The issue I have with this is that the "overlap" check is not transitive (so A overlaps with B and B overlaps with C does not imply that A overlaps with C). So when writing the connect by
query each level overlaps with the next, but the resulting global path is invalid.
the basic query set up I have is
with src_nodes (id, nvalue, vfrom, vto) as (
select 1, 'A', date '2021-01-01', date '2021-01-31' from dual union all
select 1, 'B', date '2021-02-01', date '2021-02-28' from dual union all
select 2, 'C', date '2021-01-01', date '2021-02-28' from dual union all
select 3, 'D', date '2021-01-01', date '2021-01-31' from dual union all
select 3, 'E', date '2021-02-01', date '2021-02-28'
from dual
),
src_links(link_child, link_parent) as (
select 1, 2 from dual union all
select 2, 3 from dual
),
full_links as (
select c.*
from src_links c
union
select null, link_child
from src_links a
where not exists(select null from src_links b where b.link_parent = a.link_child)
),
nodes_and_links as (
select *
from full_links a
join src_nodes n on n.id = a.link_parent)
select *
from nodes_and_links nl
start with nl.link_child is null
connect by prior nl.link_parent = nl.link_child and
greatest(prior nl.vfrom, nl.vfrom) <
least(prior nl.vto, nl.vto)
I believe this is the most efficient way. One recursive with
query and another trivial query to get the leaves.
here's an example with a more complex data source:
with src_nodes as (
select 1 id, 'A' nvalue, date '2021-01-01' vfrom, date '2021-02-10' vto
from dual
union all
select 1, 'B', date '2021-02-15', date '2021-02-28'
from dual
union all
select 2, 'C', date '2021-01-01', date '2021-01-31'
from dual
union all
select 2, 'D', date '2021-02-01', date '2021-02-28'
from dual
union all
select 3, 'E', date '2021-01-01', date '2021-02-28'
from dual
union all
select 4, 'F', date '2021-01-01', date '2021-01-31'
from dual
union all
select 4, 'G', date '2021-02-01', date '2021-02-28'
from dual
union all
select 5, 'H', date '2021-02-01', date '2021-02-28'
from dual
union all
select 6, 'I', date '2021-02-10', date '2021-02-28'
from dual
),
src_links as (
select 1 link_child, 2 link_parent
from dual
union all
select 2, 3
from dual
union all
select 3, 4
from dual
union all
select 5, 6
from dual
),
-- use "recursive with" method instead of "connect by" to be able to
-- refine the validity dates as we walk the tree
hier (id, vfrom, vto, nvalue, lvl, root_id, tpath) as (
select sn.id, sn.vfrom, sn.vto, sn.nvalue, 1 lvl, sn.id, sn.nvalue || ''
from src_nodes sn
where -- start with nodes that have no incoming parent link
exists(select null from src_links a where a.link_child = sn.id)
and not exists(select null from src_links a where a.link_parent = sn.id)
union all
select sn.id,
greatest(sn.vfrom, hier.vfrom),
least(sn.vto, hier.vto),
sn.nvalue,
hier.lvl + 1 lvl,
hier.root_id,
hier.tpath || '-' || sn.nvalue
from hier
join src_links ln on ln.link_child = hier.id
join src_nodes sn on sn.id = ln.link_parent --
and greatest(sn.vfrom, hier.vfrom) < least(sn.vto, hier.vto)

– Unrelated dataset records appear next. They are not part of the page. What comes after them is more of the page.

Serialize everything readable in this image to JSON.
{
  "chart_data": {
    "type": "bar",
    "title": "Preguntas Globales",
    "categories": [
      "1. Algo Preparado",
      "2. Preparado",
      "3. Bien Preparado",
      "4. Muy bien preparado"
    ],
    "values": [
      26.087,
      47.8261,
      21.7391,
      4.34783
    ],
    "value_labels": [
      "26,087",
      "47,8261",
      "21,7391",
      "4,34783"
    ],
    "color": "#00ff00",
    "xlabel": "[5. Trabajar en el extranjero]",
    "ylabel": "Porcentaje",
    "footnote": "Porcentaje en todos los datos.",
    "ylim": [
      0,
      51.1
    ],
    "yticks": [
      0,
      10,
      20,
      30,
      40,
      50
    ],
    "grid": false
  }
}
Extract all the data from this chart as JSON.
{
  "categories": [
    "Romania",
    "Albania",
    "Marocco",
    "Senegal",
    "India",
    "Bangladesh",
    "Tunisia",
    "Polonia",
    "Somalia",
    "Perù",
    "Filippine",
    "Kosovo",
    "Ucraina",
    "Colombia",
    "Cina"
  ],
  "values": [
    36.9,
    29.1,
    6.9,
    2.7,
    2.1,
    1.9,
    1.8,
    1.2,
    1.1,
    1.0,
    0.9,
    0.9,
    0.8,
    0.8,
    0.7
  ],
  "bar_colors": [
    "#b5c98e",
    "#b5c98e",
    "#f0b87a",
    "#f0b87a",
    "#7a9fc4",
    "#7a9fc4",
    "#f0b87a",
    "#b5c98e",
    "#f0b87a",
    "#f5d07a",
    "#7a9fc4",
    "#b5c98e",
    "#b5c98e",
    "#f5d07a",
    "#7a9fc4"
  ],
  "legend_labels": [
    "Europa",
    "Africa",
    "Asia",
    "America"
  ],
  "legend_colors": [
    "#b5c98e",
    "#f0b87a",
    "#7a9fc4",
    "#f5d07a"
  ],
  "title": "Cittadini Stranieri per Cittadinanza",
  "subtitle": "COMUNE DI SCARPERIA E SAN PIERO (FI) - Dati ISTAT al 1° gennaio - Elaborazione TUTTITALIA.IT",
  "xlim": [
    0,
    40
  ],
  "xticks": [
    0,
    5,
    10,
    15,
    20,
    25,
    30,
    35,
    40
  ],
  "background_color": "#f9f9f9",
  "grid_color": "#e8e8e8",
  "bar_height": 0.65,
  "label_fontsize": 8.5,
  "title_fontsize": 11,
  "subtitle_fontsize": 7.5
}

) -- use "depth first" to be able to detect leaf nodes
search depth first by id set seq,
hier_leaves as (
select *
from (
select a.*,
-- a difference of one means it's a normal 'depth first' step. otherwise it's a leaf
(case lead(a.lvl) over (order by a.seq) - a.lvl
when 1 then 'inner'
else 'leaf' end) path_type
from hier a)
where path_type = 'leaf')
select hl.tpath, hl.vfrom, hl.vto
from hier_leaves hl;
I have now tested this approach against our data which have 300K nodes and 240K links, and the trees (plus some additional pivoting) are parsed in 6 seconds. Similar work was done in 10 minutes by the ETLs.